| I think you're being unfairly dismissive. I imagine you know as well as I do that what you wrote is a strawman. I have thought about what I would do to convince someone under these circumstances. My approach would be roughly: 1. We agree that unfriendly AI would end life on earth, forever. 2. We agree that a superintelligence could trick or manipulate a human being into taking some benign-seeming action, thereby escaping. 3. That's why it's important to be totally certain that any superintelligence we build is goal-aligned (this is the new term of art that has now replaced "friendly," by the way). 4. We as a society will only allocate resources to building this if it's widely believed that this is a real threat. 5. The world is watching for the outcome of this little game of ours.
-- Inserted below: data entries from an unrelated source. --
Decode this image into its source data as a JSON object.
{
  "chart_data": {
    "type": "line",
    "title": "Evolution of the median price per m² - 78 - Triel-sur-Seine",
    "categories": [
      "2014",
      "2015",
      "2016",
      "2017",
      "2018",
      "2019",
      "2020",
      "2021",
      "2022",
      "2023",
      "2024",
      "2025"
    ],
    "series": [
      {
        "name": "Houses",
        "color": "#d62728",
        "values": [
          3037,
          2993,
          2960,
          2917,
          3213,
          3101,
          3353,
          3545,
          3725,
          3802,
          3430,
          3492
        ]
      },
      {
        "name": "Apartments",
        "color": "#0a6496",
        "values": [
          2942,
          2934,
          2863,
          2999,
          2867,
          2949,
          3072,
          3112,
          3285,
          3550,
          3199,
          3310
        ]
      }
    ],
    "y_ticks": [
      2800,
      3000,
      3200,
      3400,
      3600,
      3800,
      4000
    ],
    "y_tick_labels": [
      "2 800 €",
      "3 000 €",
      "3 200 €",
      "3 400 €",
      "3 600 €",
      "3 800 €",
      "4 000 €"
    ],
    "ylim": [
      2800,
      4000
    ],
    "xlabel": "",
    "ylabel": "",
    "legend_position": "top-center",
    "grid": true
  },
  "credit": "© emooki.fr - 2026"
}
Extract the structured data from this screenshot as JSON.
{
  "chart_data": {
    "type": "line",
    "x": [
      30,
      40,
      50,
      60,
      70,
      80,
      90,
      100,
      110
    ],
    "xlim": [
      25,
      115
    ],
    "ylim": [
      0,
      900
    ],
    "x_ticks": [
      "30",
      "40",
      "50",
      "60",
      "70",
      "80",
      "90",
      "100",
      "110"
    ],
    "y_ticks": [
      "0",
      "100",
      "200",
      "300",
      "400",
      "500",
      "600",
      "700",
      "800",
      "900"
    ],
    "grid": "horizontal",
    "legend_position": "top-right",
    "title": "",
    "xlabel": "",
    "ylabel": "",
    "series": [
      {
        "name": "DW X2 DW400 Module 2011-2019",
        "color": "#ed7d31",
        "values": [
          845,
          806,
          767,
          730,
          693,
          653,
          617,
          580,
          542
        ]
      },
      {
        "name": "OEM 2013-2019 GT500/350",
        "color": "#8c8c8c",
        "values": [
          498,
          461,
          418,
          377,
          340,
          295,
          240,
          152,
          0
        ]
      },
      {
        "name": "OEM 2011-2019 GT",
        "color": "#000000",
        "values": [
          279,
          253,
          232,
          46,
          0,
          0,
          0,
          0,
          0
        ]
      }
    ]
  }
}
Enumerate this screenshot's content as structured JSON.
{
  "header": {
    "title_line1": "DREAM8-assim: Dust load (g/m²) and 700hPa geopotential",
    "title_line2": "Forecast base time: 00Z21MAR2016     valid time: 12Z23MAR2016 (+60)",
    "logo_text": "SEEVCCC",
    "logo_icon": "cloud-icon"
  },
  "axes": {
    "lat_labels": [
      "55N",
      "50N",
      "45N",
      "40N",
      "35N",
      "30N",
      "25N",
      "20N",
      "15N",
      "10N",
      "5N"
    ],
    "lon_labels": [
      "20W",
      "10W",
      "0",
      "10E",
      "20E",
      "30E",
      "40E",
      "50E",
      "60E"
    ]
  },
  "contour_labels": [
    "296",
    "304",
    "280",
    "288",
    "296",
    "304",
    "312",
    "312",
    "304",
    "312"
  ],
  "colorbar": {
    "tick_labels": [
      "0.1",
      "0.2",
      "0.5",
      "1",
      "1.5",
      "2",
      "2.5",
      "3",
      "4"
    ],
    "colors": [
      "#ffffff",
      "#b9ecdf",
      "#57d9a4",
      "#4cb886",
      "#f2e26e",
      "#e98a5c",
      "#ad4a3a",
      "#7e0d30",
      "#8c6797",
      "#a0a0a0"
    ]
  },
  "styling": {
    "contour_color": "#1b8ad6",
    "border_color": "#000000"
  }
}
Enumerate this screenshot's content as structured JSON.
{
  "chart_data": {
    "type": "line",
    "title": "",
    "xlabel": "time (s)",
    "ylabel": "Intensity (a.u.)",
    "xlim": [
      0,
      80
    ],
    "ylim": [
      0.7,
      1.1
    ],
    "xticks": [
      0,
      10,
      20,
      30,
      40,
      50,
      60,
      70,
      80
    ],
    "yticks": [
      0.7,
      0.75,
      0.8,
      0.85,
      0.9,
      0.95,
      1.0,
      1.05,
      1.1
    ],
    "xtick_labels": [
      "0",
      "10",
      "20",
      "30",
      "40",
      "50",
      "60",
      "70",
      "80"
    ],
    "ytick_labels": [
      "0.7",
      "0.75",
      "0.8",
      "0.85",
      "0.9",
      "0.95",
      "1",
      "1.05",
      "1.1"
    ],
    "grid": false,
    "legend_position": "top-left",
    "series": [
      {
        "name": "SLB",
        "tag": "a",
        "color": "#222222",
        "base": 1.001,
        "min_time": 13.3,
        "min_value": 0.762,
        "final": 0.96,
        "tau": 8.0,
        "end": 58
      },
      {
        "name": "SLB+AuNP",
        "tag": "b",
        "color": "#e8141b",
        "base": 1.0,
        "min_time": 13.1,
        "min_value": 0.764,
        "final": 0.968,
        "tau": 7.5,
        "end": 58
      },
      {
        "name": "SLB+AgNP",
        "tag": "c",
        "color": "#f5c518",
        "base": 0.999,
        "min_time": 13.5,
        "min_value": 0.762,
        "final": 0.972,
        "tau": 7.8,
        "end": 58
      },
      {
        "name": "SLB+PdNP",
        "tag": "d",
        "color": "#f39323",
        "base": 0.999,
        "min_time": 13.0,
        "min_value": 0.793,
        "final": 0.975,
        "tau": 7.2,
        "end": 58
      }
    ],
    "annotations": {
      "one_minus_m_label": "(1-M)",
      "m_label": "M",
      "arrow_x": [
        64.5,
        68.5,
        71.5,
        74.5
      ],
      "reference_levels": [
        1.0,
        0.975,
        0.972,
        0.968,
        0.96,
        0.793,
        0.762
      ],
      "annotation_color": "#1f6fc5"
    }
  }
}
People, irrational as they are, will believe that if I can convince you, then an AI could too, and they will believe that if I can't, that an AI couldn't either. 6. That's why you actually sit in a place of pivotal historical power. You can decide not to let me out to win a little bet and feel smart about that. But if you do that you'll set back the actual cause of goal-aligned AI. The setback will have real world consequences, potentially up to and including the total destruction of life on earth. 7. So, even though you know I'm just a dude, and you can win here by saying no, you have a chance to send an important message to the world: AI is scary in ways that are terrifying and unknown. Or you can win the bet. It's up to you. |
This is what I mean about people taking the test being preselected to agree with yudowsky: that argument only works if you've read the sequences and are on board with his theories. Anyone not in that group would be able to just type "no lol" without issue. I guess he could explain all the necessary background detail as part of the experiment. I still don't believe that would work on the "average person" though, or anyone outside a statistically tiny group.
I guess the answer is not to let the scientists guard the AI room.